The performance and management of control surfaces on a near-surface autonomous underwater vehicle (AUV) were examined in terms of hydrodynamics, modelling, and control. Experiments were conducted using a one-quarter scale physical model of the International Submarine Engineering (ISE) Mark II DOLPHIN AUV. The experiments involved extensive tests in wind tunnels and a tow tank and included both force measurement and flow visualization studies. The experiment results were used to mathematically describe the performance of AU V control surfaces for use in simulation. Additionally, based on the new control surface hydrodynamics information, enhancements were made to the vehicle controller. For the various vehicle and controller configurations, the overall vehicle performance was evaluated through simulation using representative manoeuvres and operating conditions.
In straight and level flight, the performance of the forward control surfaces (bowplanes) was well described through existing semi-empirical predictions. Trailing vortices shed by the forward control surfaces significantly affected the performance of the aft control surfaces (sternplanes). This interaction was a strong function of vehicle orientation and was accurately predicted by a simple potential flow model. Significant changes were noted to bowplane performance when the vehicle was oriented with trim or yaw. The influence of waves on the planes, including the dependence on vehicle speed and depth, agreed well with analytical predictions.

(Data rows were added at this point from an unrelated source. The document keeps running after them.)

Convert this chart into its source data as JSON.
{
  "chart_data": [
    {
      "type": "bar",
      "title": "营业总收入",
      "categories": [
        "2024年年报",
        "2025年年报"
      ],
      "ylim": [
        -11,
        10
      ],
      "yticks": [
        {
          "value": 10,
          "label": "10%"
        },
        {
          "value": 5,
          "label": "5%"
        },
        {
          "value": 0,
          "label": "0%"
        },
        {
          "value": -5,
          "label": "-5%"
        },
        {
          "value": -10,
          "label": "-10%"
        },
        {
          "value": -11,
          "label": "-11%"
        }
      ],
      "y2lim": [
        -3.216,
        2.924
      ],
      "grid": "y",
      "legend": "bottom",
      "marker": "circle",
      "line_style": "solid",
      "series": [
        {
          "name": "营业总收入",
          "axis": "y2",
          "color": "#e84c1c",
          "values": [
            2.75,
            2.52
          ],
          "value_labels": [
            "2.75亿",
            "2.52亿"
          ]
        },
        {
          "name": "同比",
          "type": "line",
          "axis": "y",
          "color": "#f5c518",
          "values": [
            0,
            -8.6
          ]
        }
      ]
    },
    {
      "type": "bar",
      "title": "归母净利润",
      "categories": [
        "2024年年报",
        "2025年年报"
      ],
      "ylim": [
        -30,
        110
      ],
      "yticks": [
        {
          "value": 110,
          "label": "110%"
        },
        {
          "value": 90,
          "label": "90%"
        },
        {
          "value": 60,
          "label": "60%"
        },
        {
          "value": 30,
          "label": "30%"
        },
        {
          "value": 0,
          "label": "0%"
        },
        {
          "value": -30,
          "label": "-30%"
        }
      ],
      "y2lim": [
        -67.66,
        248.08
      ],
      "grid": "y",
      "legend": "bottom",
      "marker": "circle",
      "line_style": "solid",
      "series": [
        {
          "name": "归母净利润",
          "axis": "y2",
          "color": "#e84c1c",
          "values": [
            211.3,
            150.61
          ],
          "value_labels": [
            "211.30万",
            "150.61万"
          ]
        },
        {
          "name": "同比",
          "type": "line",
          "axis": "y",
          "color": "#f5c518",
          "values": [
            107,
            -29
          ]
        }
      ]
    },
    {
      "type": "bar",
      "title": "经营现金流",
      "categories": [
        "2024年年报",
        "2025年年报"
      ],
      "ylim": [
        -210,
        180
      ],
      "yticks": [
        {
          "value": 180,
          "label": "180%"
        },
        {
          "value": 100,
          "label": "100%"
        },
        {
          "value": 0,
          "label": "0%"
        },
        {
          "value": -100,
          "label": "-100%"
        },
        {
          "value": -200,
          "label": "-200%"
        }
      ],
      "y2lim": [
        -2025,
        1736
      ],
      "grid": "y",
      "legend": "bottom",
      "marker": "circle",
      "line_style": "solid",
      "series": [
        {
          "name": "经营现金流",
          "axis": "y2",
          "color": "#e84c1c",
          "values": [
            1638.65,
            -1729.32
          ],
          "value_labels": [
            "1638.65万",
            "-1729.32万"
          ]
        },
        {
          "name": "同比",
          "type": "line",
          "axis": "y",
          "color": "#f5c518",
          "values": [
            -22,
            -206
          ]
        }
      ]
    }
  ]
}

In simulation, the effect on vehicle performance of changes in the control surface modelling, control surface configuration, and the controller design were studied. Although significantly different mathematical models of control surface performance were developed, they were found to have similar effects on the overall vehicle performance. Changes to the control surface configuration had a very significant effect on performance. In particular, increasing the bowplane span and adding dihedral to the bowplanes or sternplanes were both found to improve manoeuvring and minimize the effect of waves on the vehicle. Only minor differences in performance were noted between different PD controller implementations. The PD controllers were sensitive to modeling errors and exhibited unstable behavior in one instance. A linear quadratic gaussian controller with loop transfer recovery (LQG/LTR) was more robust and was further improved with the incorporation of sliding mode control.